Biondi, riccioluti e dotati di ampie ali. Secondo la rappresentazione artistica del Rinascimento e, da allora fino a oggi, è questa l'immagine degli angeli (dal latino angelus, derivato dal greco ággelos, "messaggero"), dei cherubini e dei serafini descritti nelle Sacre Scritture.
Una visione ispirata dalle parole dei profeti Isaia, Ezechiele e Davide (abbacinato dall'angelo "mandato con rapido volo"), ma che non trova riscontro nell'iconografia dei primi cristiani che, forse per differenziarli da divinità pagane come Nike, la dea alata della vittoria, ritraeva angeli privi di ali.
Maschi e barbuti. Nelle pitture delle catacombe di Santa Priscilla, del III secolo e in quelle degli affreschi dell'Ipogeo di Vibia a Roma (IV sec.), infatti, i "messaggeri divini" hanno fattezze maschili, la barba e indossano abiti che ne indicano l'alto prestigio sociale. Il passo successivo è la comparsa negli affreschi del nimbo, la candida aureola che rappresenta la grazia divina.
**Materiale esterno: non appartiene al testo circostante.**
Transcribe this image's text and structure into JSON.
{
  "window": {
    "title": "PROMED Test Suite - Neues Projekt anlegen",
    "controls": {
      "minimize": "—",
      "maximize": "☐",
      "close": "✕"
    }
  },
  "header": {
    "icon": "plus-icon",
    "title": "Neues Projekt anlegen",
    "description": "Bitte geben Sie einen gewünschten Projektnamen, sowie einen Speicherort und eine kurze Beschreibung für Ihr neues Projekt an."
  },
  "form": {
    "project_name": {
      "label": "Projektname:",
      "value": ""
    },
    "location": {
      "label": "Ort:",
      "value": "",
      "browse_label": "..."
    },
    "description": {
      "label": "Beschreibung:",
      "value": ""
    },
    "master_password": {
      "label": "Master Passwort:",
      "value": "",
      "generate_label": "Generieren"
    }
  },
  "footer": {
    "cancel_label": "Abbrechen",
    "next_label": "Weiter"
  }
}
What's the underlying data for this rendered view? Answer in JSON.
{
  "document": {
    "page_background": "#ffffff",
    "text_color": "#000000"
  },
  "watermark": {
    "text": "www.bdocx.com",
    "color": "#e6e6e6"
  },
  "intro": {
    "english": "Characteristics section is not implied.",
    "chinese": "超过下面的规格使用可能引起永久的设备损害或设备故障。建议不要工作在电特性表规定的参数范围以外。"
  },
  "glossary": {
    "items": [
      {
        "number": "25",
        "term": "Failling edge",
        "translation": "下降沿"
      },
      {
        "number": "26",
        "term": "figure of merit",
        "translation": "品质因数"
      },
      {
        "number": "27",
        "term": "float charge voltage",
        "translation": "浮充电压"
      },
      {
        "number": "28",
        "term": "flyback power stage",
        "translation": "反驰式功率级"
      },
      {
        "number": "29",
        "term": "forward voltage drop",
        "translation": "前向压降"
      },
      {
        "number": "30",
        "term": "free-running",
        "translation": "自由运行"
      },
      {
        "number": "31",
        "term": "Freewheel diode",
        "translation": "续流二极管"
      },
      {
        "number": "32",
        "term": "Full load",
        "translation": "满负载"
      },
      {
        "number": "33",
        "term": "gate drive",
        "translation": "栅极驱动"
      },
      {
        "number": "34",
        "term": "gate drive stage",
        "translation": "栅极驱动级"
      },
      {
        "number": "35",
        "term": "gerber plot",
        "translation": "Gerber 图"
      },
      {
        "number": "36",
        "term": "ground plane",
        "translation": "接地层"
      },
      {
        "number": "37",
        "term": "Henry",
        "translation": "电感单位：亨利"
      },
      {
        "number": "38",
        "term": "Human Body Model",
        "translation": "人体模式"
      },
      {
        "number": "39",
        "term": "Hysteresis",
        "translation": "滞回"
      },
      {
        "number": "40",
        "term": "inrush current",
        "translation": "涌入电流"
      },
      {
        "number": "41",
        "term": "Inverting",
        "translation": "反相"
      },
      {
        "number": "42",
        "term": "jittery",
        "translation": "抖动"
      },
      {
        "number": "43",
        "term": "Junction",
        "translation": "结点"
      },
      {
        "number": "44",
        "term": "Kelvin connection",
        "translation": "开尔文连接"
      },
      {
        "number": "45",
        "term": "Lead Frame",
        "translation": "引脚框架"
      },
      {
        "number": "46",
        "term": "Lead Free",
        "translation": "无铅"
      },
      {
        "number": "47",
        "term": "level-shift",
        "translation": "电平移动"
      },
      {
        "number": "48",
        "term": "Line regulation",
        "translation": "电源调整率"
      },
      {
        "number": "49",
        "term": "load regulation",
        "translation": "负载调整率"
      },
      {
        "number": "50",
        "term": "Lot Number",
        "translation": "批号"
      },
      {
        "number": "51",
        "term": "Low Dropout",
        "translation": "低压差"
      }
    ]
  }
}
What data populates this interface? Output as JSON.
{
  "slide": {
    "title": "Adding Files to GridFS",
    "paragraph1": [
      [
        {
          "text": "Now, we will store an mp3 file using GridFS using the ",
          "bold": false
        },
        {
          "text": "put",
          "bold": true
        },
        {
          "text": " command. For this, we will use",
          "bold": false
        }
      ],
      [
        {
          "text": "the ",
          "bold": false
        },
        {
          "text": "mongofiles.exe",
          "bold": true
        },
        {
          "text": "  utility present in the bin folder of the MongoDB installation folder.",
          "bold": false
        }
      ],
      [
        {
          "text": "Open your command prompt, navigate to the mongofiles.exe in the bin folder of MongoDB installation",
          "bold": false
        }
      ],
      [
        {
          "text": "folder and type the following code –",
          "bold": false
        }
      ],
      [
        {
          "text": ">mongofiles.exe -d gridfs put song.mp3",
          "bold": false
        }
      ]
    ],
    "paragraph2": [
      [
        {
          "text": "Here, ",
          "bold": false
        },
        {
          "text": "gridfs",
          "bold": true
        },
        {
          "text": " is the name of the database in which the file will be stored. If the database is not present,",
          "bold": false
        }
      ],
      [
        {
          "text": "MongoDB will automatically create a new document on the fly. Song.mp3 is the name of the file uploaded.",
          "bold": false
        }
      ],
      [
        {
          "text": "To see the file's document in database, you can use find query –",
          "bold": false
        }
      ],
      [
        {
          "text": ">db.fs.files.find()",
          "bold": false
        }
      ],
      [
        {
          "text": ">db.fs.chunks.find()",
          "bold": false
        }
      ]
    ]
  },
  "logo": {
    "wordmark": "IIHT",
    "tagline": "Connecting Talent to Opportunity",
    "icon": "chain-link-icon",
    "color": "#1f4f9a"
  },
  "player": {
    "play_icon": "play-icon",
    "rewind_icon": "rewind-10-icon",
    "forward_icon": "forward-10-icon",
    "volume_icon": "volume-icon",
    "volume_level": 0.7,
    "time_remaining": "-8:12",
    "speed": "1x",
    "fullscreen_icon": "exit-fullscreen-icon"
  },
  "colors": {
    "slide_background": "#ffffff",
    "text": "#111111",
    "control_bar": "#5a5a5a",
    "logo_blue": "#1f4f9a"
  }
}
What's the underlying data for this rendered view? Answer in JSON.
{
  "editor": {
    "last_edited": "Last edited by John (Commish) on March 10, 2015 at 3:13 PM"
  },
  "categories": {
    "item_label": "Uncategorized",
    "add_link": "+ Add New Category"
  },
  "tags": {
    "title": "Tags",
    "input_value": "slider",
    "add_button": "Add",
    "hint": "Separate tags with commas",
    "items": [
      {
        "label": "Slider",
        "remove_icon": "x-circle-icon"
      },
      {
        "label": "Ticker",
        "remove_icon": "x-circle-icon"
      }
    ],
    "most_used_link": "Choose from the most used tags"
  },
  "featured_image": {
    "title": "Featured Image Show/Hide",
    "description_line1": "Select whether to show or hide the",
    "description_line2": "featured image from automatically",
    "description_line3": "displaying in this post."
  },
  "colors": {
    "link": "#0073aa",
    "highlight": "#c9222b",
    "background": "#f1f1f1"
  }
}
Soltanto a partire dalla fine del IV secolo, agli angeli iniziano a spuntare appendici alate. Una novità frutto delle suggestive teorie, avanzate tra gli altri dal teologo Tertulliano, che negavano la corporeità degli angeli, da allora ritratti come creature eteree e dotati di ali per spostarsi rapidamente.